I was seated on the morning bus that took me to and from my high school. I wasn’t too close to the back, where the juniors and seniors huddled together, but I wasn’t too close to the front where the “fresh meat” sat – kids who chatted loudly and often brought down the wrath of the older kids upon them in the afternoon when everyone was more awake and well…vengeful.
I was hoping I had picked the correct seat today – there really wasn’t anyway of knowing beforehand. I was also hoping my hair was perfectly in place, that the hood to my jacket wasn’t resting in an awkward position, that my music (though quiet) wasn’t somehow able to be heard by anyone around me. I tried not to move much – my head, my hands, my shoulders, my legs. If I was perfectly still, if my hair was perfectly in place, if my clothes were wrinkle free and hidden beneath the glow of the morning light, I should be okay.
But I forgot.
I forgot I had dyed my hair the previous night. In most lighting it still looked as black as it naturally was. But in the morning light it seriously matched the colour of the sun. I didn’t wear hats back then. Moving to put my hood up could bring attention. But my now fiery hair was going to anyway. Maybe if I was quiet they wouldn’t notice…
But they did. They did notice. And suddenly my social anxiety was high on alert, waiting for anything to be thrown my way, to hear the laughter and not-so-whispered comments on how stupid I looked, how impressive my hair colour was..and that was only if they were in a nice mood.
I had messed up. And my social anxiety wouldn’t let me forget.
Social Anxiety is a Monster
A person’s social anxiety can develop seemingly out of nowhere, but often there is some sort of trigger. The story above didn’t cause my social anxiety – this was well after my social anxiety developed, but before I had figured out what it actually was.
It’s probably been about six or seven years, and I still remember this. I remember the fear I felt that someone would notice and comment on anything I did, wore, or said. I remember continuously checking as I was walking to the bus stop and even before I left my house, to make sure nothing on me could bring attention to me. Everything had to be perfect – well, as perfect as it could be at the time.

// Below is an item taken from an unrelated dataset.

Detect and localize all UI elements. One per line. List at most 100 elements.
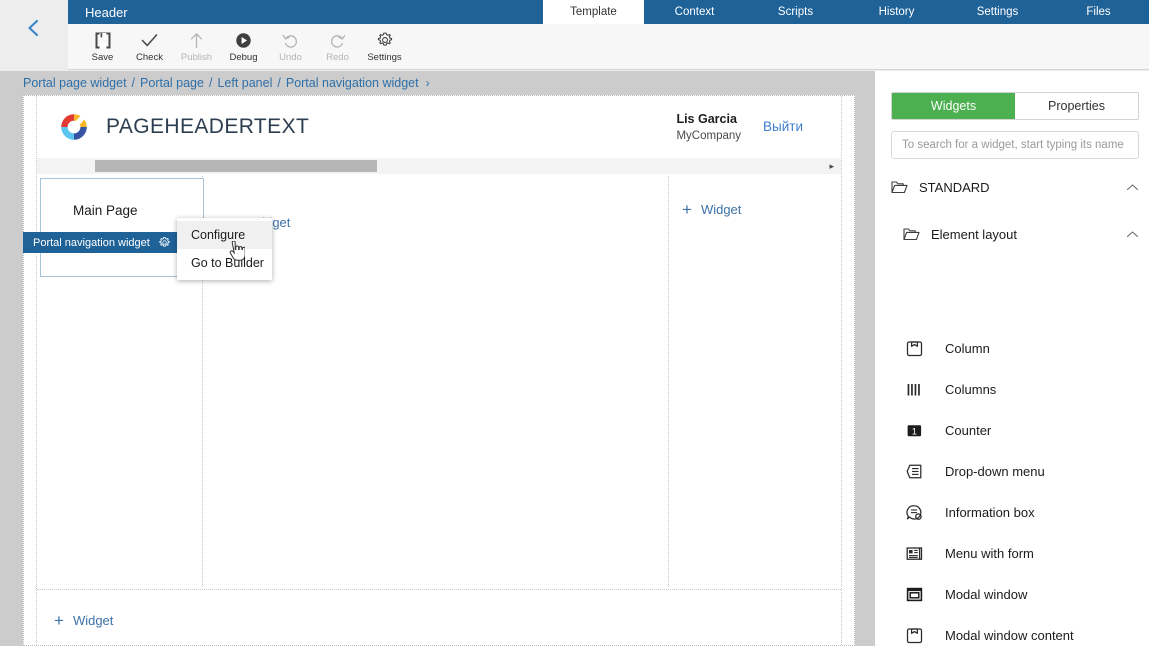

Social anxiety eats at you. It punishes you for doing anything “wrong” in the eyes of the public.
It causes you to practice what you’re going to say before you order something twenty times and if you mess up – stumble over your words, pronounce something incorrectly, have to repeat yourself because you said it too quietly – the anxiety leaps out of its cage and attacks you without remorse.
They must think I’m an idiot.
I wonder if anyone else noticed that I messed up.
Just don’t look at anyone, you can leave soon.
You’re so stupid.
Somebody laughs – maybe your shirt has a stain. Someone makes eye contact with you – maybe your hair is doing that embarrassing thing again. So you smooth everything over, you look in a mirror, you try to think of what could trigger laughter before it happens again.
Even though somewhere inside, you know it’s not about you. Or it’s at least very unlikely that it is. But your social anxiety talks much louder than your voice of reason – screams really, until it can’t be ignored – and sets you down a path of self hate that you never could’ve imagined existed.
Social anxiety isn’t a joke. It’s not some made up thing to “get over”. It eats at us from the inside and makes us feel incomplete, stupid, and pathetic. And despite what you read here, it’s extremely difficult to put into words or relate to unless you have it yourself.
It’s also not discussed enough. It took me years to realize what exactly I had. I didn’t think cringing at every person who laughed while I walked by and doing a checklist of everything that could be wrong on me was normal, but I didn’t think it was an actual issue.
I thought it was just me being stupid. And there lies the problem.